Using modified life tables
Life tables are constructed in a given time for a specified community (e.g. country, region etc.) and show for each age number of living people as well as number of people died in this age. This enables to calculate mortality ratio for each age group, which represents likelihood of dying in this age.
Life tables provide some practical information:
1.
The probability of dying between any two selected ages (the ratio of the total deaths between two ages to the number alive at the initial age).
2.
The number of survivors at any given age out of those starting at age 0.
3.
The probability of surviving from one age to another
4.
The life expectation of a given population (community)
There are two types of life tables:
1.
Current life tables use cross-sectional data on a given population and can show only what would happen under current conditions of mortality (not actual survival data of the population).
2.
Cohort life tables use data of the one group of subjects followed for a given period of time. These tables show the

-13- actual dying out of a defined group of persons, all born at the same time.

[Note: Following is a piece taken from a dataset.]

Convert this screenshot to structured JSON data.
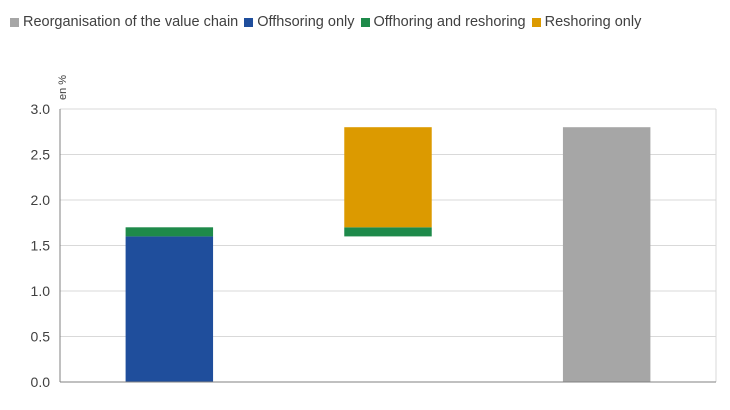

The life-table methods can be used to determine whether new medication, a new treatment, or a new procedure will perform better than the one in current use. Similarly, prognosis of a disease can be expressed in terms of survival data. However, the method can be more generally applied to any defined feature in the follow-up of persons or patients. This is also a useful way of comparing the survival patterns of two or more groups, and testing whether they are significantly different.
Such application of life-tables method is called logrank method.
This short description of statistical tools used in epidemiology serves only as a foreword for more detailed study, which is beyond the scope of this chapter. Statistical tools and tests are comprehensively described in various textbooks on medical statistics. Similarly, many pieces of statistical software were developed (some of them are freely available in internet network) and also commonly used table editors such as Microsoft Excel are equipped with basic statistical tools.